4. Getting Too Attached to Seasonal Drinks
The Starbucks menu changes, and that’s to be expected. “Our seasonal drinks change often, so please do not be upset at us when the promotion ends and we no longer have the product,” says Gallagher. She also reminds customers that menu items that may have been staples five years ago are occasionally phased out, so the staff may no longer know the recipe or have the ingredients to make it for you.
5. Not Knowing the Starbucks Sizes
The equivalent of a small is a tall at Starbucks. A grande is medium. And a venti or trenta is a large. Gallagher says this does create some confusion among customers: “Many people think a ‘tall’ is the largest size, when really [our largest size] is venti or trenta.”
6. Failing to Double Check Your Work
“I highly suggest having your order read back to you, especially in a drive-thru that does not have an order screen,” says Gallagher. And speaking of double checking your work, she reminds customers to always specifically ask for decaf if they want a caffeine-free espresso. Finally, in terms of proceeding with extra caution, she says to “make sure you’re taking your food and drink, not another customer’s” at the pickup counter. It’s as easy as checking the name on the cup!
7. Forgetting There’s a Big Difference Between a Macchiato and a Caramel Macchiato
Gallagher says one of the most common missteps is asking for a macchiato when you actually want a caramel macchiato. If you just ask for a straight macchiato, Gallagher explains that baristas will make an espresso macchiato, which “is just espresso with a light amount of foam on top.”
8. Not Trying a Blonde Espresso
Gallagher points out that Starbucks uses a dark roast espresso for their lattes, while most local shops use a medium roast espresso. She recommends you customize your drink with Starbucks’ blonde espresso if you’re “used to more mom and pop-style cafes and espresso stands.” She says if you tend toward the local, corner coffee shop lattes, Starbucks blonde espresso might be right up your alley.

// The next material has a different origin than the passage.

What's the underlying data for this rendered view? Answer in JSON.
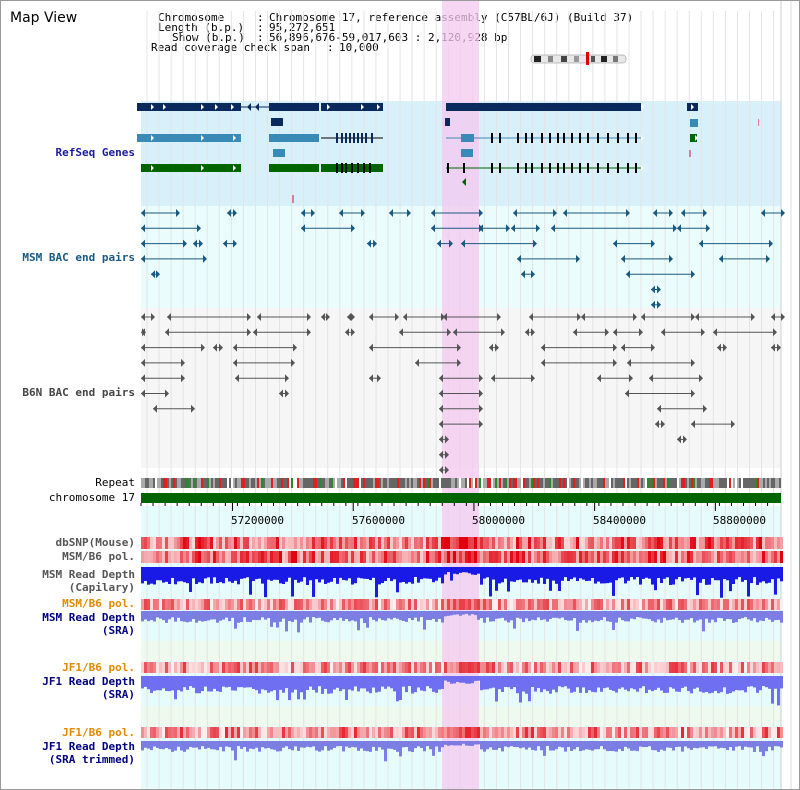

9. Not Checking the Location on Your Mobile Order
“As the customer, it is your responsibility to ensure you select the correct location,” says Gallagher. She encourages customers to not get upset at the baristas if they don’t have your order, especially if you sent it to the wrong location. But Gallagher also shares a pro-tip: “Our staff is trained to make your order for you if you show a receipt, so keep your phone on you and be kind.”